# Capital Structure (Solvency / Leverage) Ratios
These ratios examine the mix of debt and equity in a firm's financing and its long-term solvency. They are the lender's and rating agency's primary toolkit.
## Key Definitions
- Debt = Borrowed funds / Loan funds = Debentures + Long-term Loans from Banks & FIs.
- Equity (Shareholders' Funds / Net Worth / Proprietary Funds) = Equity Capital + Preference Capital + Reserves & Surplus − Miscellaneous Expenditure − Accumulated Losses.
- Capital Employed = Equity + Long-term Debt (or Total Assets − Current Liabilities).
## The Ratios
### 1. Debt to Total Assets
$$\frac{\text{Total Debt}}{\text{Total Assets}}$$
### 2. Debt Ratio
$$\frac{\text{Total Debt}}{\text{Net Assets}}$$
### 3. Equity to Total Funds Ratio
$$\frac{\text{Equity}}{\text{Total Funds}}$$
### 4. Equity Ratio
$$\frac{\text{Shareholders' Equity}}{\text{Net Assets}}$$
### 5. Debt-Equity Ratio
$$\frac{\text{Total Debt}}{\text{Equity}} \quad \text{OR} \quad \frac{\text{Long-Term Debt}}{\text{Equity}}$$
A D/E of 1:1 means equal debt and equity. A high D/E indicates leverage and financial risk.
### 6. Capital Gearing Ratio
$$\frac{\text{Preference Capital} + \text{Debentures} + \text{Other Borrowed Funds}}{\text{Equity Shareholders' Funds}}$$
- High Gearing → larger fixed-cost capital relative to equity → higher risk and higher EPS volatility.
- Note: Preference capital is treated as fixed-cost capital here, not as equity.
### 7. Proprietary Ratio
$$\frac{\text{Proprietary Funds}}{\text{Total Assets}}$$
Proprietary Funds (= Net Worth) = Equity Capital + Preference Capital + Reserves & Surplus − Misc.

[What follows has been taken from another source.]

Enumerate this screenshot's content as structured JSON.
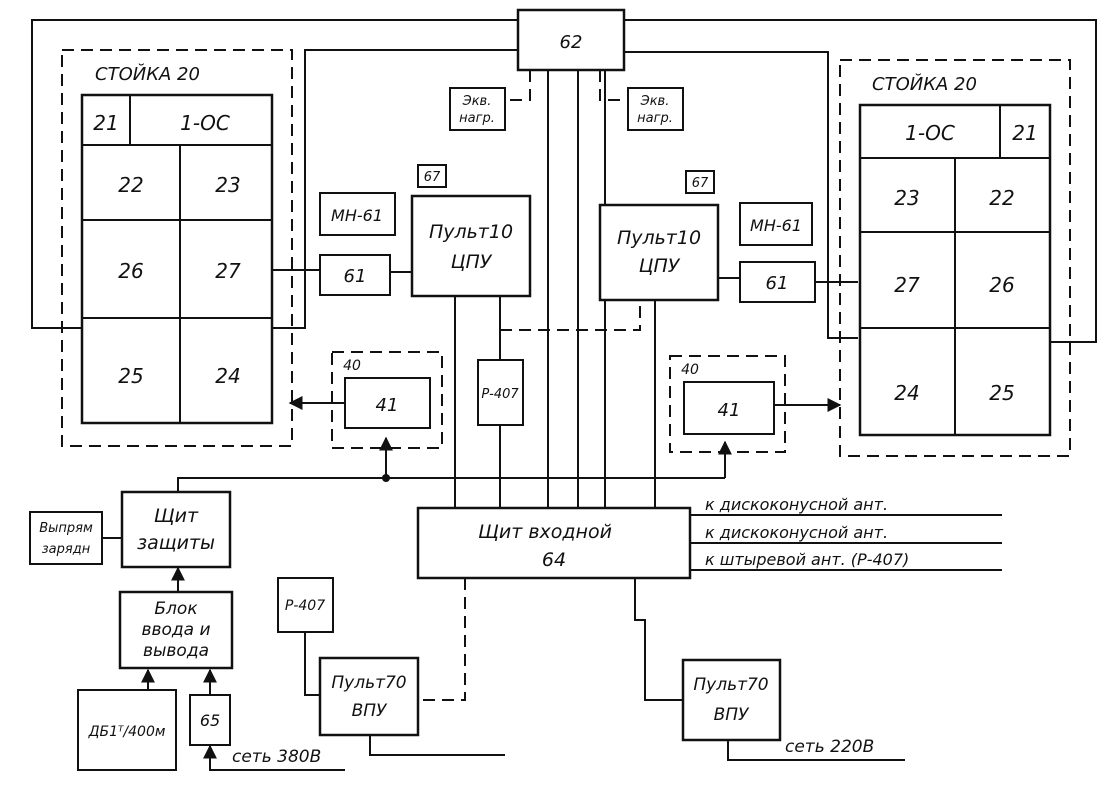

Expenditure − Accumulated Losses.
### 8. Fixed Asset to Long Term Fund Ratio
$$\frac{\text{Fixed Assets}}{\text{Long-Term Funds}}$$
A ratio < 1 means part of long-term funds are financing working capital — generally a healthy sign.
## Mental Model
- Debt-Equity → debt vs owners' funds
- Capital Gearing → fixed-cost funds (debt + pref) vs equity
- Proprietary → owners' stake in total assets
These ratios overlap but each highlights a different perspective on the same balance-sheet relationship.